In a medium bowl, I combined the olive oil, soy sauce, balsamic vinegar, Bear & Burton’s W sauce, brown sugar, lemon juice and Smoked Q Rock’s Bourbon Brisket Rub. Then I whisked until well combined then poured into a large gallon zip lock bag.
Next, I placed the flank steak in a zip-lock bag, leaving some air in it, before sealing it and shaking the marinade over the steak. Then I refrigerated for at least 4 hours, preferably overnight, but in a hurry, you can go for one hour.
For this recipe I set my Traeger Timberline XL to 350°F and allowed it to preheat. For this recipe, I used some Traeger Signature Blend Pellets for optimal flavor.
Then I removed the steak from the marinade, allowing any excess to drip off, and pat down lightly with a paper towel.
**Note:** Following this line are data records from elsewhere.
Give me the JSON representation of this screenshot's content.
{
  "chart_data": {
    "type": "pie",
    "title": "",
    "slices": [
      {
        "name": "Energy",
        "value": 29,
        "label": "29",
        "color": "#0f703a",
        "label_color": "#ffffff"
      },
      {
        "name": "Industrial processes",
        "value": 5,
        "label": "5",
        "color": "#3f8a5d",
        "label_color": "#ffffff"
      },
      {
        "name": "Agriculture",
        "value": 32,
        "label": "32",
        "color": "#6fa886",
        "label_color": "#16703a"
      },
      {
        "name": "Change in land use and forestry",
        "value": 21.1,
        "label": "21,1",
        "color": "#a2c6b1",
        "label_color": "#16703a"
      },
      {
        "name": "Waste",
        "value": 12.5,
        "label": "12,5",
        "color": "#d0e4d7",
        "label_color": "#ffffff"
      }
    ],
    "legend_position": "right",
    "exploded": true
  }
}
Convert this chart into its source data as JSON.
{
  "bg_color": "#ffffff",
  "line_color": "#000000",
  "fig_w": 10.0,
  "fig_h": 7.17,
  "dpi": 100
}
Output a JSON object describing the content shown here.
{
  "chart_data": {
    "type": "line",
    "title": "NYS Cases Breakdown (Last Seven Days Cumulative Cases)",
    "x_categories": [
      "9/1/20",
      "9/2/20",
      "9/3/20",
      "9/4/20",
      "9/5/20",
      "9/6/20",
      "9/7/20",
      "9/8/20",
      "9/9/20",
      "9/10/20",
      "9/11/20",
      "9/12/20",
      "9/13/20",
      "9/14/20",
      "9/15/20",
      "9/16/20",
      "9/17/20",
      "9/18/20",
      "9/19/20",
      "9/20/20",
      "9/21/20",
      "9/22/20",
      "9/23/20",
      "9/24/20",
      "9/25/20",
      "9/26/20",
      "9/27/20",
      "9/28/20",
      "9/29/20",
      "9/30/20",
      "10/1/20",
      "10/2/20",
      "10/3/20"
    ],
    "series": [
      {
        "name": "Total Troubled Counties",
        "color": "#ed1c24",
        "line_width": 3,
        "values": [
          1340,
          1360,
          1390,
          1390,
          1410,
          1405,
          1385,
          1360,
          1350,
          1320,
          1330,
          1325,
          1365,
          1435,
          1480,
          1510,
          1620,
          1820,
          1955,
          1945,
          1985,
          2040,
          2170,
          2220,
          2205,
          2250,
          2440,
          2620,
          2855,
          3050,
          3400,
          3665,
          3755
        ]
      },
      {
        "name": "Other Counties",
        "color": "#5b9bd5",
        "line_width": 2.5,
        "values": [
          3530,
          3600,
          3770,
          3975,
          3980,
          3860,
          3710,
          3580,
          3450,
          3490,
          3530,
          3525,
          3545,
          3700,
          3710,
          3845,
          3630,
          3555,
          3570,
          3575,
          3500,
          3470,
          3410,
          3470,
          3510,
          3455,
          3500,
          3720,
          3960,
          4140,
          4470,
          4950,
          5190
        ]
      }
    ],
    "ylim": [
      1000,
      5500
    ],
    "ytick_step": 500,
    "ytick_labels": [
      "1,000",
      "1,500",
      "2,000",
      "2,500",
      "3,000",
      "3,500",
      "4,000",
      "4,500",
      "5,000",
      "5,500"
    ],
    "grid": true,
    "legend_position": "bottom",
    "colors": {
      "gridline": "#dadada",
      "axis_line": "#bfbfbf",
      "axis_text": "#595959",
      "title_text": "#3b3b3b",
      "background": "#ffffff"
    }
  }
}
You want the steak to be wet but not dripping.Then I placed the steak directly on the grill grates, before smoking for 45 minutes, or until the internal temperature reaches 130°F.
To finish, I increased the Traeger temperature to 475°F and seared the steak for 1-2 minutes on each side until it reached 145º internal.
When it was at temp I removed the flank steak from the grill and let it rest for 10 minutes. When I was ready to serve I sliced it against the grain into thin strips for maximum tenderness.